The first three are all "Is this even the same Constitution?" level cases, and noisy idiots on both sides think that Watson is a "Do we still have a functioning democracy?" question, although in my view it is an unimportant technicality of election law. I would say the only cases of this importance which have been decided are Learning Resources (the tariffs) and Callais (race-based redistricting), both of which had strong practical reasons for the majority pushing a decision as fast as possible. Cook and Slaughter weren't even argued late in the term.
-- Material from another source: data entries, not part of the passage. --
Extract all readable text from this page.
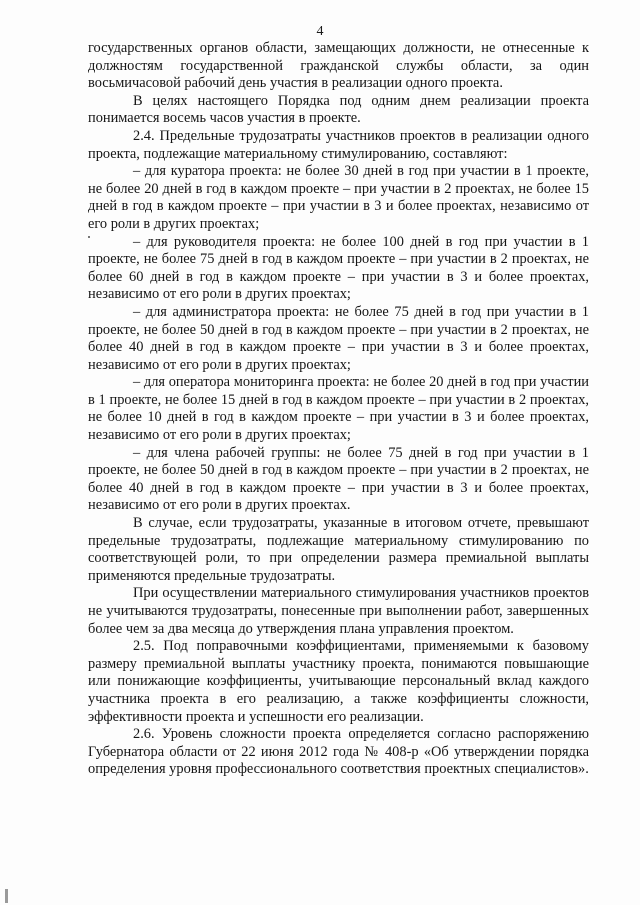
4

государственных органов области, замещающих должности, не отнесенные к должностям государственной гражданской службы области, за один восьмичасовой рабочий день участия в реализации одного проекта.

В целях настоящего Порядка под одним днем реализации проекта понимается восемь часов участия в проекте.

2.4. Предельные трудозатраты участников проектов в реализации одного проекта, подлежащие материальному стимулированию, составляют:

– для куратора проекта: не более 30 дней в год при участии в 1 проекте, не более 20 дней в год в каждом проекте – при участии в 2 проектах, не более 15 дней в год в каждом проекте – при участии в 3 и более проектах, независимо от его роли в других проектах;

– для руководителя проекта: не более 100 дней в год при участии в 1 проекте, не более 75 дней в год в каждом проекте – при участии в 2 проектах, не более 60 дней в год в каждом проекте – при участии в 3 и более проектах, независимо от его роли в других проектах;

– для администратора проекта: не более 75 дней в год при участии в 1 проекте, не более 50 дней в год в каждом проекте – при участии в 2 проектах, не более 40 дней в год в каждом проекте – при участии в 3 и более проектах, независимо от его роли в других проектах;

– для оператора мониторинга проекта: не более 20 дней в год при участии в 1 проекте, не более 15 дней в год в каждом проекте – при участии в 2 проектах, не более 10 дней в год в каждом проекте – при участии в 3 и более проектах, независимо от его роли в других проектах;

– для члена рабочей группы: не более 75 дней в год при участии в 1 проекте, не более 50 дней в год в каждом проекте – при участии в 2 проектах, не более 40 дней в год в каждом проекте – при участии в 3 и более проектах, независимо от его роли в других проектах.

В случае, если трудозатраты, указанные в итоговом отчете, превышают предельные трудозатраты, подлежащие материальному стимулированию по соответствующей роли, то при определении размера премиальной выплаты применяются предельные трудозатраты.

При осуществлении материального стимулирования участников проектов не учитываются трудозатраты, понесенные при выполнении работ, завершенных более чем за два месяца до утверждения плана управления проектом.

2.5. Под поправочными коэффициентами, применяемыми к базовому размеру премиальной выплаты участнику проекта, понимаются повышающие или понижающие коэффициенты, учитывающие персональный вклад каждого участника проекта в его реализацию, а также коэффициенты сложности, эффективности проекта и успешности его реализации.

2.6. Уровень сложности проекта определяется согласно распоряжению Губернатора области от 22 июня 2012 года № 408-р «Об утверждении порядка определения уровня профессионального соответствия проектных специалистов».
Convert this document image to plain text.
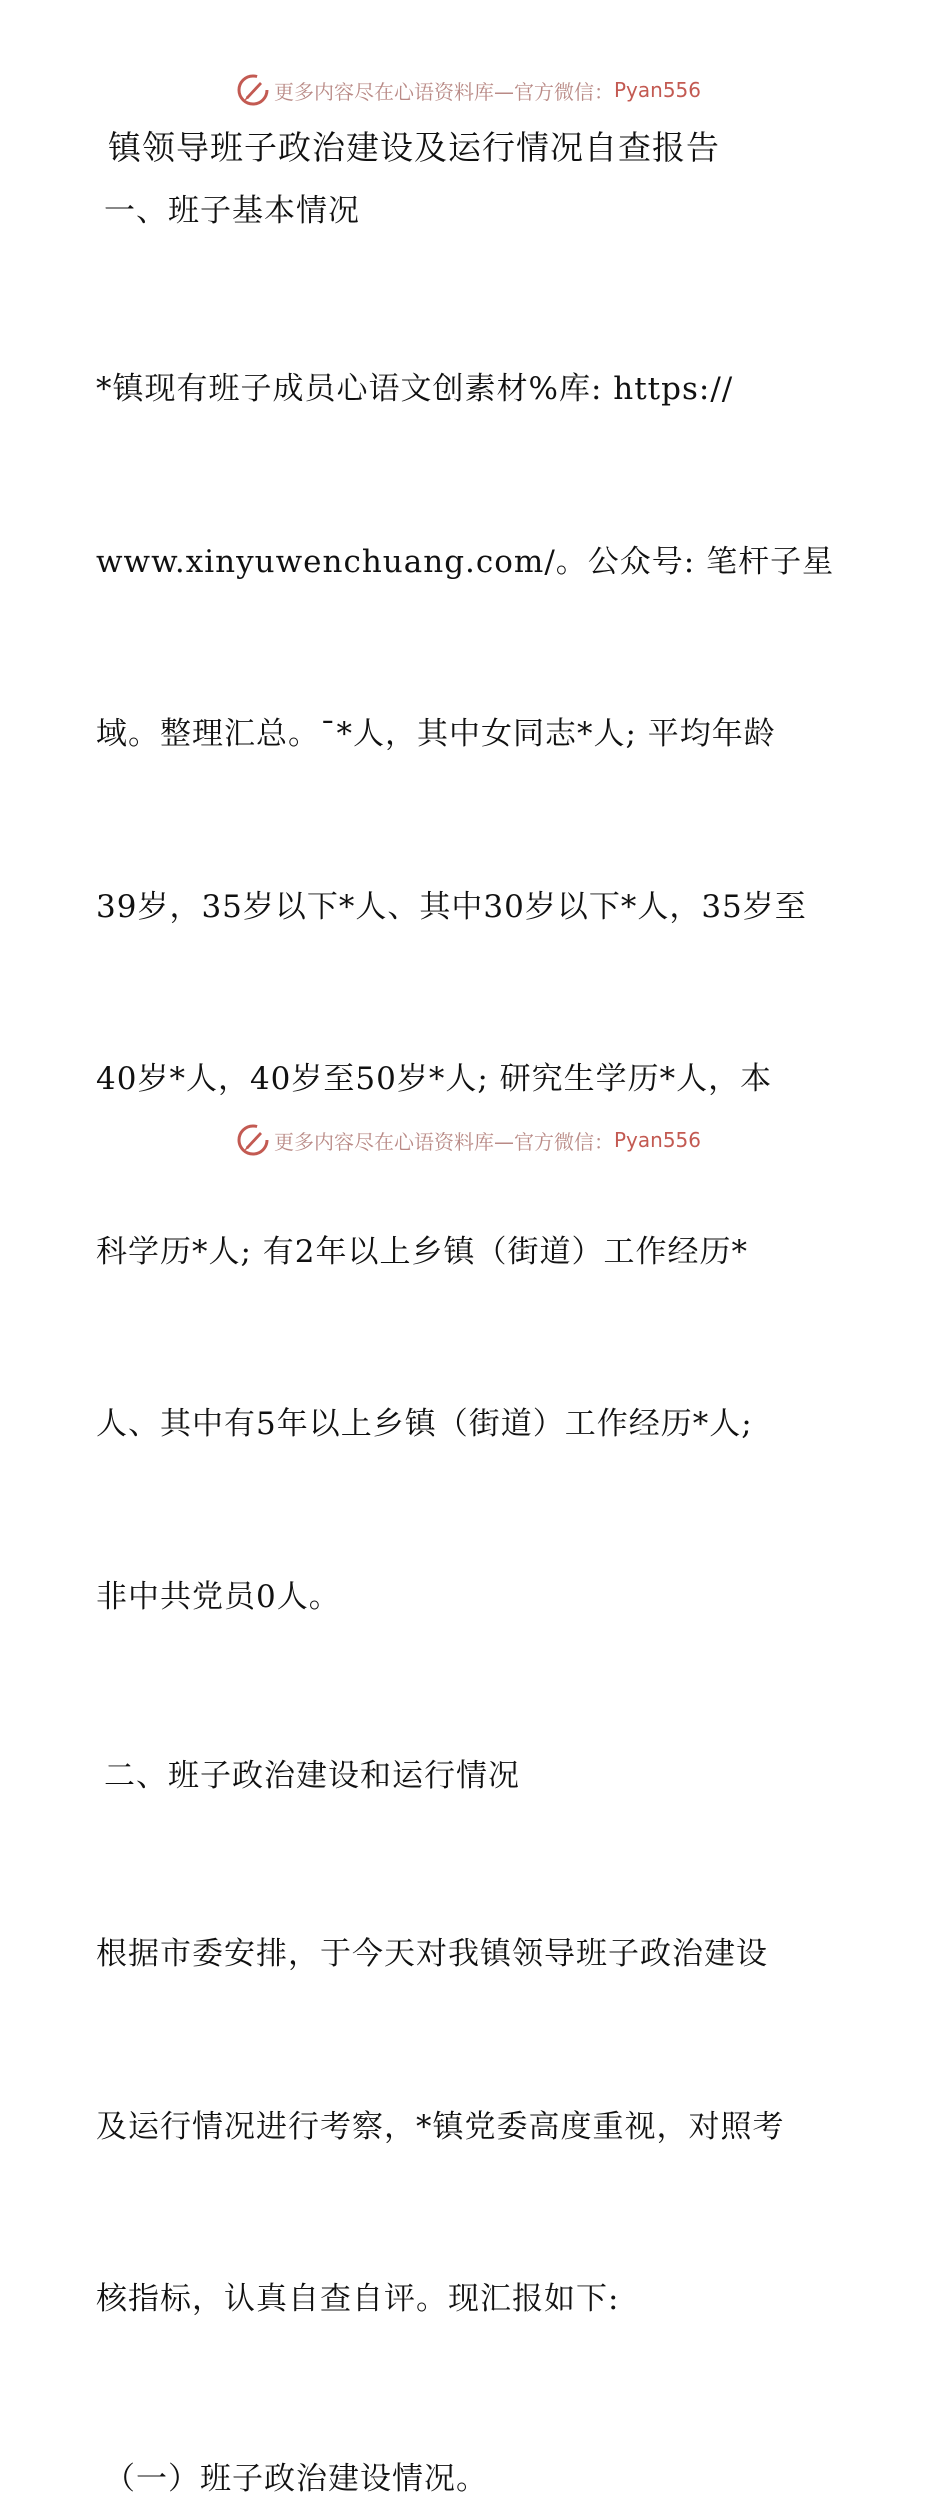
更多内容尽在心语资料库—官方微信： Pyan556
镇领导班子政治建设及运行情况自查报告
一、班子基本情况

*镇现有班子成员心语文创素材%库: https://

www.xinyuwenchuang.com/。公众号: 笔杆子星

域。整理汇总。¯*人，其中女同志*人; 平均年龄

39岁，35岁以下*人、其中30岁以下*人，35岁至

40岁*人，40岁至50岁*人; 研究生学历*人，本

科学历*人; 有2年以上乡镇（街道）工作经历*

人、其中有5年以上乡镇（街道）工作经历*人;

非中共党员0人。

二、班子政治建设和运行情况

根据市委安排，于今天对我镇领导班子政治建设

及运行情况进行考察，*镇党委高度重视，对照考

核指标，认真自查自评。现汇报如下:

（一）班子政治建设情况。
更多内容尽在心语资料库—官方微信： Pyan556
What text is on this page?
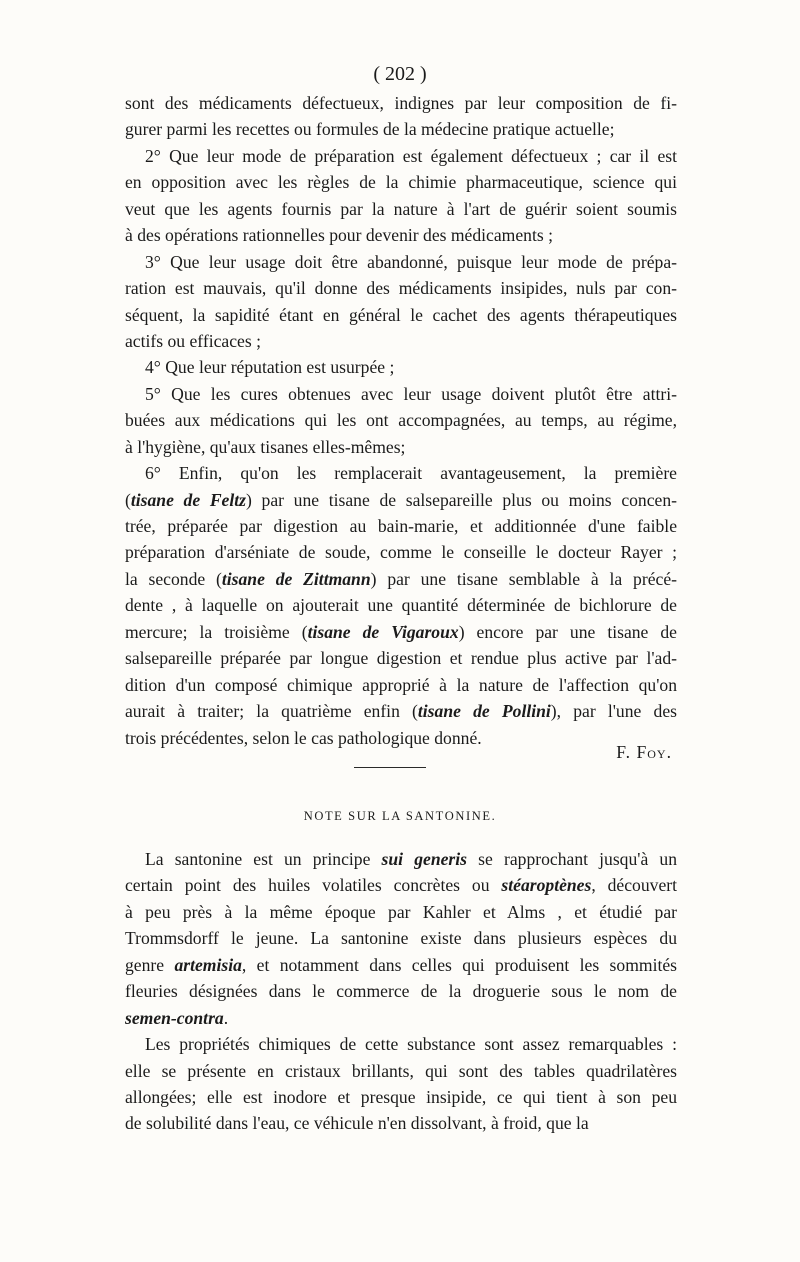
( 202 )
sont des médicaments défectueux, indignes par leur composition de fi-
gurer parmi les recettes ou formules de la médecine pratique actuelle;
2° Que leur mode de préparation est également défectueux ; car il est
en opposition avec les règles de la chimie pharmaceutique, science qui
veut que les agents fournis par la nature à l'art de guérir soient soumis
à des opérations rationnelles pour devenir des médicaments ;
3° Que leur usage doit être abandonné, puisque leur mode de prépa-
ration est mauvais, qu'il donne des médicaments insipides, nuls par con-
séquent, la sapidité étant en général le cachet des agents thérapeutiques
actifs ou efficaces ;
4° Que leur réputation est usurpée ;
5° Que les cures obtenues avec leur usage doivent plutôt être attri-
buées aux médications qui les ont accompagnées, au temps, au régime,
à l'hygiène, qu'aux tisanes elles-mêmes;
6° Enfin, qu'on les remplacerait avantageusement, la première
(tisane de Feltz) par une tisane de salsepareille plus ou moins concen-
trée, préparée par digestion au bain-marie, et additionnée d'une faible
préparation d'arséniate de soude, comme le conseille le docteur Rayer ;
la seconde (tisane de Zittmann) par une tisane semblable à la précé-
dente , à laquelle on ajouterait une quantité déterminée de bichlorure de
mercure; la troisième (tisane de Vigaroux) encore par une tisane de
salsepareille préparée par longue digestion et rendue plus active par l'ad-
dition d'un composé chimique approprié à la nature de l'affection qu'on
aurait à traiter; la quatrième enfin (tisane de Pollini), par l'une des
trois précédentes, selon le cas pathologique donné.
F. Foy.
NOTE SUR LA SANTONINE.
La santonine est un principe sui generis se rapprochant jusqu'à un
certain point des huiles volatiles concrètes ou stéaroptènes, découvert
à peu près à la même époque par Kahler et Alms , et étudié par
Trommsdorff le jeune. La santonine existe dans plusieurs espèces du
genre artemisia, et notamment dans celles qui produisent les sommités
fleuries désignées dans le commerce de la droguerie sous le nom de
semen-contra.
Les propriétés chimiques de cette substance sont assez remarquables :
elle se présente en cristaux brillants, qui sont des tables quadrilatères
allongées; elle est inodore et presque insipide, ce qui tient à son peu
de solubilité dans l'eau, ce véhicule n'en dissolvant, à froid, que la
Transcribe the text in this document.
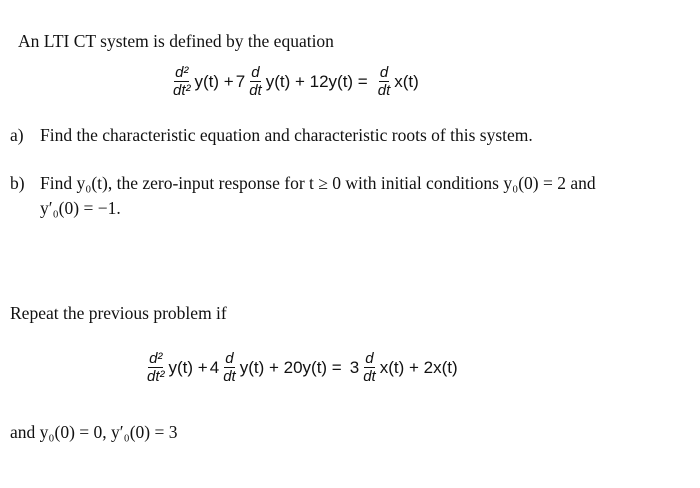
An LTI CT system is defined by the equation
$\frac{\text{d²}}{\text{dt²}} y(t) + 7 \frac{d}{dt} y(t) + 12y(t) = \frac{d}{dt} x(t)$
a) Find the characteristic equation and characteristic roots of this system.
b) Find y₀(t), the zero-input response for t ≥ 0 with initial conditions y₀(0) = 2 and
y′₀(0) = −1.
Repeat the previous problem if
$\frac{\text{d²}}{\text{dt²}} y(t) + 4 \frac{d}{dt} y(t) + 20y(t) = 3 \frac{d}{dt} x(t) + 2x(t)$
and y₀(0) = 0, y′₀(0) = 3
So the question I am asking is whether the justices are holding the biggest cases to drop together on the last day of the term out of some daft sense of drama (or more nefariously, to minimise the amount of public and press attention they get compared to dropping them separately), or is there some hitch delaying getting the opinions written. I can definitely imagine the cases being delayed because the justices are writing increasingly angry concurrences and dissents at each other, but it is also within the realms of possibility that there is still substantial haggling about getting to 5 votes. Barbara and Slaughter are both cases where a plurality opinion would embarrass the Court as well as being a practical headache.

Does SCOTUS normally "save the best till last"?

Yes. They have done this for at least my entire adult life. Charitably, it is because controversial opinions are longer, have more dissents, and require more careful reasoning that takes time to write. Uncharitably, it is so that the justices can skip town after the judgement drops.

I would include procrastination. Which is a bit of both of your responses. You get the motivation to do the actual hard work when you have a deadline to get it done.